Quién no conoce a Robin Hood? “Robaba a los ricos para dárselo a los pobres”, son las palabras que nos brotan de los labios casi de manera automática cuando pensamos en él. Como si fuera una de las frases promocionales de cualquiera de las películas que han engrandecido la leyenda del bandido bondadoso y justiciero. Una de ellas fue Robin y Marian -en la que Marian era Audrey Hepburn, y Robin, Sean Connery-, rodada, entre otros lugares, en la localidad navarra de Artajona, ignorando seguramente quienes lo hicieron que también Nafarroa cuenta con un Robin Hood autóctono. Su historia, claro, es mucho menos universal, desconocida incluso entre nosotros, a pesar de que las peripecias de nuestro salteador de caminos no tengan nada que envidiar a las del ladrón de los bosques de Sherwood y sean dignas igualmente de una superproducción hollywoodiense.

La Hermandad de La Estaca Estamos hablando de Sanchicorrota, un bandido que a mediados del siglo XV se convirtió en el azote de arrieros, diligencias y caravanas reales en este espectacular páramo lunar de la Ribera navarra, que antes fue tupido bosque y siempre refugio de forajidos y huidos de la justicia, tal y como señala en sus obras el Padre Moret: “En tiempo de Sancho el Fuerte, terminadas las guerras contra Castilla y Aragón, muchos soldados, hechos a la licencia de las presas y robos, se hicieron salteadores e infestaban la Bardena, por ser tierra quebrada y cubierta de boscaje”.
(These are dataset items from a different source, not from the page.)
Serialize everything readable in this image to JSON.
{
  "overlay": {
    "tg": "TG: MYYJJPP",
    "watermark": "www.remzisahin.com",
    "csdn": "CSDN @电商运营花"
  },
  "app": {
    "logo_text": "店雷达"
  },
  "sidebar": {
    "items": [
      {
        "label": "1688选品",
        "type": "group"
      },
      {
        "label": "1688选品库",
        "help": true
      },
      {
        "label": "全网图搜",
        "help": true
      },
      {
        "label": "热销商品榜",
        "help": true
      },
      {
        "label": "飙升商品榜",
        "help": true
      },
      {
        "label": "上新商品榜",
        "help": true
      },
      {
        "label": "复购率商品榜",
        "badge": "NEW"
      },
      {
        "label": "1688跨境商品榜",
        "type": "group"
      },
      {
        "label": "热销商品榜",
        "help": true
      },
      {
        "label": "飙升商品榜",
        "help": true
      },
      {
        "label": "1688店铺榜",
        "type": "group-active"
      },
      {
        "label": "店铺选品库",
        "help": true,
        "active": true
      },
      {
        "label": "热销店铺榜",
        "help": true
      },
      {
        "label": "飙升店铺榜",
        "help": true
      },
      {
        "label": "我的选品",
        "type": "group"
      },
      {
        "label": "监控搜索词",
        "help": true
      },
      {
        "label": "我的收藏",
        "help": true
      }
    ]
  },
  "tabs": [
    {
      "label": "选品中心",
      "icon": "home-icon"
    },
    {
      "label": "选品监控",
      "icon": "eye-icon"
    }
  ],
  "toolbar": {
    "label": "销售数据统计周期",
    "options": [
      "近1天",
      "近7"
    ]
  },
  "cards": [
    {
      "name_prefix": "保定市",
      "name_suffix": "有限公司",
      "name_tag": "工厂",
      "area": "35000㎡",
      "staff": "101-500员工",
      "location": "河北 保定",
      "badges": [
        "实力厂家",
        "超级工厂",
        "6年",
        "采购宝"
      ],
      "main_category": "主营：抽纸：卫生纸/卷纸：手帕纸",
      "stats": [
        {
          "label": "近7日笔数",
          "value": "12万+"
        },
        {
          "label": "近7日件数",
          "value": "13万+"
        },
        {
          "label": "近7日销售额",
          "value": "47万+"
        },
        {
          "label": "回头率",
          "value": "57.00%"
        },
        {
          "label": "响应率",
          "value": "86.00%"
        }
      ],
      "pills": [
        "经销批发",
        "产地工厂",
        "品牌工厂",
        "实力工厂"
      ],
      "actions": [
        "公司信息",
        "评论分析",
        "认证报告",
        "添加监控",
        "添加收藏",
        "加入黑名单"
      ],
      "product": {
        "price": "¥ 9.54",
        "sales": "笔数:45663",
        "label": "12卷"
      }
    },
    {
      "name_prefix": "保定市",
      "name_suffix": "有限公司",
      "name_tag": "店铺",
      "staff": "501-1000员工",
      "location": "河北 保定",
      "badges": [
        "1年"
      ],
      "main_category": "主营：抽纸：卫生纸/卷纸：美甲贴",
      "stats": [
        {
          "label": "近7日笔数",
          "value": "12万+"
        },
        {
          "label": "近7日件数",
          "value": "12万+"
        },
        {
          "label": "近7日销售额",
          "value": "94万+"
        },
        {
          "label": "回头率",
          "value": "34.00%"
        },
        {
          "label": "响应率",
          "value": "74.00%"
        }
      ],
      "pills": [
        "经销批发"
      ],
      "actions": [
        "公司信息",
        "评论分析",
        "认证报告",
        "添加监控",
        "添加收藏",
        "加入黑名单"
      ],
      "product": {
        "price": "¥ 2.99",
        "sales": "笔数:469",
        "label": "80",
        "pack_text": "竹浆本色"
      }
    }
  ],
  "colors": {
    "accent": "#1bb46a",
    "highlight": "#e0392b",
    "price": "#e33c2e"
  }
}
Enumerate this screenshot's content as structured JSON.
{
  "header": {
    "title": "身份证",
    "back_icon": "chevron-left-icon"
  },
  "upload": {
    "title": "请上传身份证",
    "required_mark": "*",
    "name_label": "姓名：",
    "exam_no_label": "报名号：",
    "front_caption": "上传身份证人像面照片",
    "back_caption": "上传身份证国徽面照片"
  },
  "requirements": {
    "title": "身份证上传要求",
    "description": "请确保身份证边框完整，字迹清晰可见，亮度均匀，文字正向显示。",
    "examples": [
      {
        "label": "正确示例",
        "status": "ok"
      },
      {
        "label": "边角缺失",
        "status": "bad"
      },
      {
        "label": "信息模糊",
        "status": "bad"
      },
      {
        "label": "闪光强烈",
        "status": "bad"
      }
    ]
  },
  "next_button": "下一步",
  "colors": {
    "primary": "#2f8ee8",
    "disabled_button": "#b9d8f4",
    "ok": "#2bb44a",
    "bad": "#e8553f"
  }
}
Y José María Iribarren añade: “Tantos debían de ser y tan audaces, que en 1204 se instituyó, para perseguirlos, una hermandad entre los pueblos comarcanos de Aragón y Navarra”.

Dicha hermandad solía reunirse cada año en un término denominado La Estaca, lo cual ya da cierta idea de sus propósitos, pues según sus estatutos cada uno de los cofrades podía ahorcar a todo salteador de caminos que atrapase. Y fue precisamente esta hermandad la que siglos más tarde propiciara la muerte del más famoso de los bandidos de Las Bardenas, el referido Sanchicorrota.
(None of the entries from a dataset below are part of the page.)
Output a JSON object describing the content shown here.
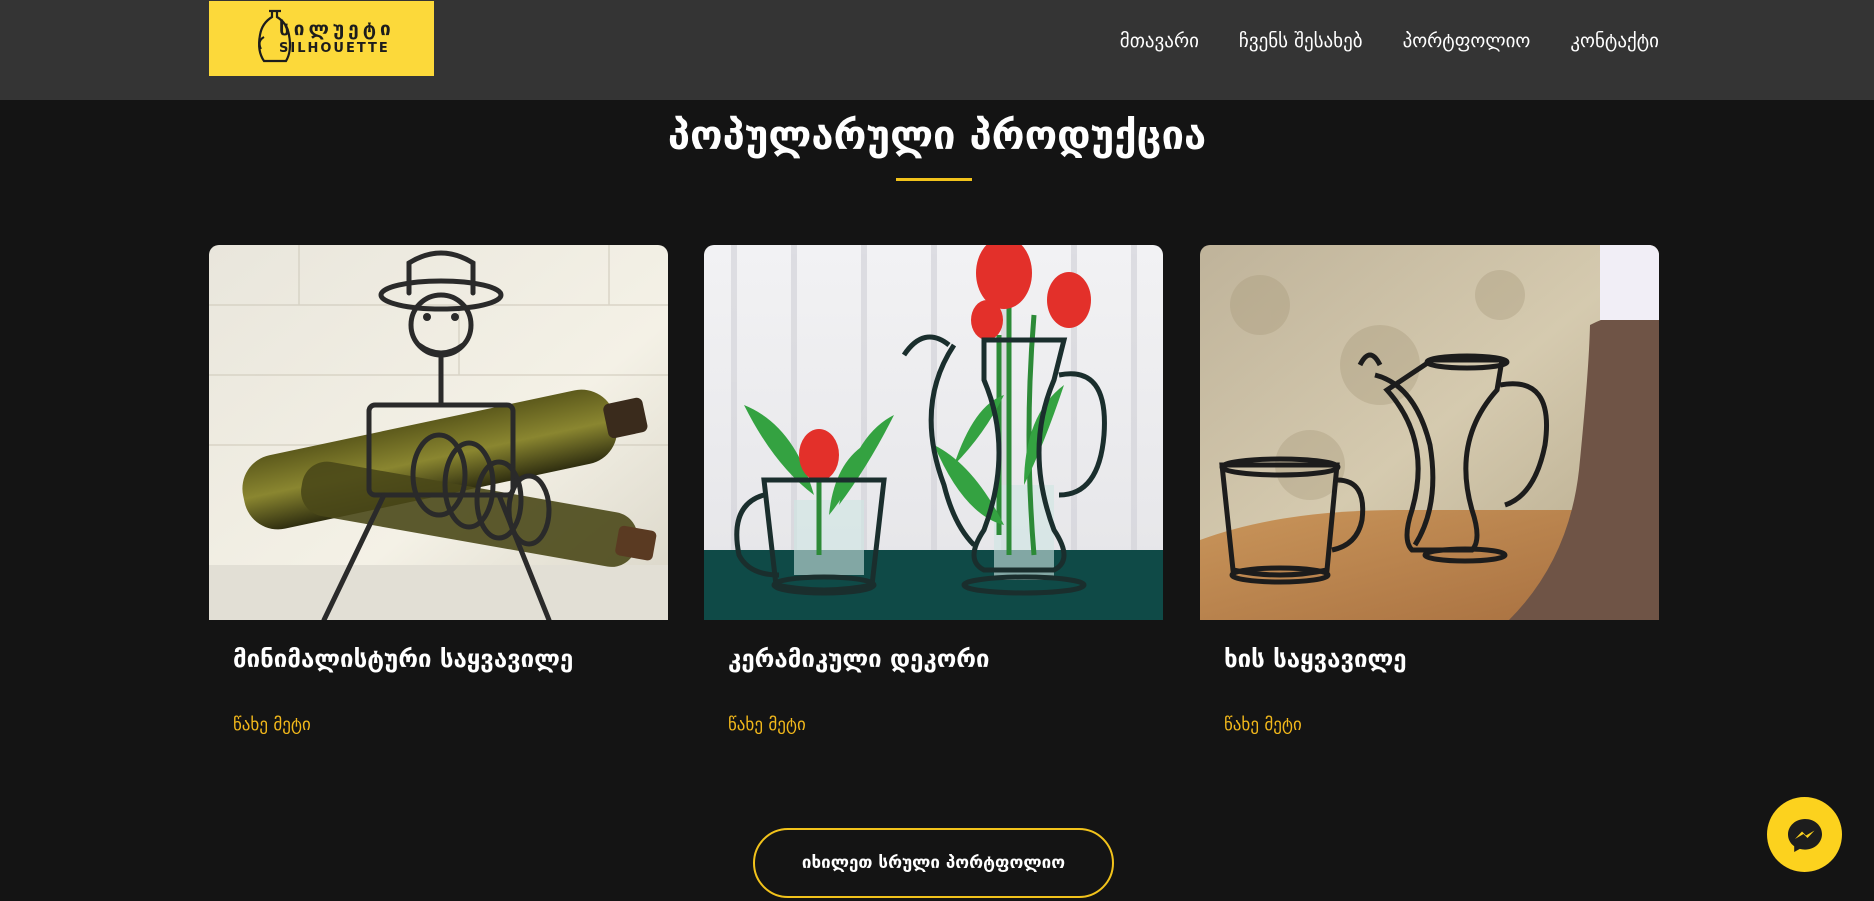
{
  "header": {
    "logo": {
      "text_geo": "სილუეტი",
      "text_latin": "SILHOUETTE"
    },
    "nav": [
      {
        "label": "მთავარი"
      },
      {
        "label": "ჩვენს შესახებ"
      },
      {
        "label": "პორტფოლიო"
      },
      {
        "label": "კონტაქტი"
      }
    ]
  },
  "section": {
    "title": "პოპულარული პროდუქცია"
  },
  "products": [
    {
      "title": "მინიმალისტური საყვავილე",
      "link": "წახე მეტი",
      "image_icon": "wine-holder-figure-photo"
    },
    {
      "title": "კერამიკული დეკორი",
      "link": "წახე მეტი",
      "image_icon": "tulip-vases-photo"
    },
    {
      "title": "ხის საყვავილე",
      "link": "წახე მეტი",
      "image_icon": "cup-and-teapot-silhouette-photo"
    }
  ],
  "cta": {
    "label": "იხილეთ სრული პორტფოლიო"
  },
  "colors": {
    "accent": "#f2c31b",
    "logo_bg": "#fcd93a",
    "header_bg": "#343434",
    "page_bg": "#141414",
    "link": "#f2b81b"
  },
  "icons": {
    "messenger": "messenger-icon"
  }
}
El rey de Las Bardenas Pero empecemos por el principio. Sanchicorrota, como suele suceder casi siempre en estos casos, no nació, sino que se hizo -o las circunstancias lo hicieron- bandido. Antes, en su Cascante natal, fue un humilde y fornido molinero, como, por cierto, delata su nombre, Sanchicorrota, Sancho Rota o Sancho Errota, es decir, Sancho el del molino, lo cual por otra parte nos da indicios de que el euskara no era ni mucho menos una lengua desconocida en la Ribera navarra. Un día, en una discusión violenta mató a un hombre, no está muy claro si fruto de una disputa entre vecinos o de un arrebato de ira ante las demandas abusivas de un recaudador de impuestos. De lo que no cabe ninguna duda es de que Sanchicorrota huyó y encontró refugió en Las Bardenas, entre las bandas de salteadores que hacían de ellas un territorio sin ley, o el único en que la ley no era injusta con aquellos a los que el hambre o la persecución no les dejaba otra opción que la de la delincuencia.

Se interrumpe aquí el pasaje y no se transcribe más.